Emergency Room at Erlanger Medical Center

We arrived at the emergency room early afternoon. I was barely able to walk in with
Cathy's help. It was uncomfortable to sit still, so I alternated between sitting and standing. The triage took me very quickly. After an initial assessment, it was not long before they took me back into an exam room.

The doctors did a good and thorough job of examining me. Blood work and neurological exams were the order of the day. Guillain-Barre Syndrome was a real concern for me and the doctors.

Guillain-Barre Syndrome (GBS) is an acute nerve inflammation that causes nerve demyelination and varying degrees of paralysis.

My mother was one of the 500 or so people who developed GBS from the Swine Flu Shot back in the 1970's. She spent forty-seven days in intensive care and almost died. Could there be any genetic predisposition toward GBS in me?

One characteristic of GBS is loss of deep tendon reflexes. My ankle reflexes were reduced, but my knee reflexes were OK. Therefore--according to the ER doctor--I could not have GBS. The best way to diagnose GBS is through a spinal tap and search for elevated proteins in the spinal fluid. A spinal tap was never ordered, so there is no way of medically confirming the presence or non-presence of GBS. I have since learned that it is possible to have GBS and intact reflexes--it's not common, but it does happen.

Since the ER doctors were convinced I did not have GBS, they began looking for other disease processes. I told the doctors about the tetanus shot, but they said there was no possible connection. An EKG was ordered to check for heart abnormalities; there were none. A CT Scan with contrast was ordered to check for brain abnormalities.

I am very allergic to the IV dye they use in CT contrast scans. I voiced my great concern to the doctor, but he said they would pre-medicate me and I should be OK through the process. I had been pre-medicated for IV dye on a previous occasion when dye was injected into my shoulder to check for rotator cuff problems--but the dye was not injected into my vein back then.

I was given a large dose of steroids, and the equivalent of ten Benadryl--I was a happy boy! During the CT Scan, I did have a mild reaction. As the dye went in, my lungs felt like they caught on fire. They were able to quickly give me additional medication intravenously that stopped the reaction.

Before the CT Scan, a physical therapist came in to help evaluate my physical strength and movement abilities. I was shocked to see just how weak I had become. Just a couple of years ago, I could bench press 275 pounds, I could leg press over 600 pounds, I could curl 75 pounds with each arm. I was one of those people who have been naturally strong all of their life. If I wanted to move anything, I just grabbed it up and went.

The therapist look like she weighed about 100 pounds, fully clothed and dripping wet.

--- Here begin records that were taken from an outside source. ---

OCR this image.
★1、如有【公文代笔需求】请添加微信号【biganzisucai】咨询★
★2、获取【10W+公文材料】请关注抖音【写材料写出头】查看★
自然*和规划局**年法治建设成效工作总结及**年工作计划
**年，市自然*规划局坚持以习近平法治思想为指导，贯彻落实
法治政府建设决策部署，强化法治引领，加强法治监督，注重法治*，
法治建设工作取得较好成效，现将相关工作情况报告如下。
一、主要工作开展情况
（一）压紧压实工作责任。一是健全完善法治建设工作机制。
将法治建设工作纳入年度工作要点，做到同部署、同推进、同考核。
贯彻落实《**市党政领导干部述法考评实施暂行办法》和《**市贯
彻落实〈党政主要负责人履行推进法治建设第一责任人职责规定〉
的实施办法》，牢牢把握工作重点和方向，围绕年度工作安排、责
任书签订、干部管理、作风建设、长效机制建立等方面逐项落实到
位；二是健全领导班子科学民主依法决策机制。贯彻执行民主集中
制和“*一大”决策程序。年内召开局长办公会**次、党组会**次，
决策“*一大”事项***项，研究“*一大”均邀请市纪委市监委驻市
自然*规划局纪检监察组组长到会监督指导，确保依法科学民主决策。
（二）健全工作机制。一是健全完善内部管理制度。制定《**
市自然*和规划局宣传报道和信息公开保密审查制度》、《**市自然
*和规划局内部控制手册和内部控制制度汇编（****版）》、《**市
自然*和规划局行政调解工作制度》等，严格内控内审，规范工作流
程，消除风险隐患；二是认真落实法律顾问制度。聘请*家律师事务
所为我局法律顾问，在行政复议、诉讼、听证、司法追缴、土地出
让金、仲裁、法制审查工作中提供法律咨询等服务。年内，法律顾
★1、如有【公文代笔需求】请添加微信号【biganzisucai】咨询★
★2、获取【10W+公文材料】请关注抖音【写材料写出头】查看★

She stood in front of me as I was seated on the bed. She reached out both hands before me and told me to place my hands against her's and push her away. No problem! I could push someone her size through the wall into the next room.

In the words of Gomer Pyle, "Surprise, Surprise, Surprise!" I could not budge her no matter how hard I tried. I had lost almost all my strength--and I did not even realize how weak I was. I know what Sampson must have felt like! In further strength testing, she could hold my legs down with one hand. She could push my arms down even though I was pushing against her with all my might. Where is my spinach when I need it? Wow! I was shocked!

The head ER doctor and the hospital neurologist did not think I was that weak. I tried to convince them that I had always been very strong and should have pushed the therapist--and themselves--through the wall with very little trouble. In the hospital's neurologist's final report, he states, I do not notice weakness in the patient . . . the patient is able to exert force with encouragement . . . this leads me to believe this condition is stress related.

Why could they not understand how weak I was? Why do so many doctors jump to a conclusion of stress when they have difficulty making a diagnosis? Why do so many doctors not listen to what their patients are saying; after all who knows their body best? This is very frustrating.

They admitted me to the hospital on Wednesday, June 17, 2009 about 5:30 AM.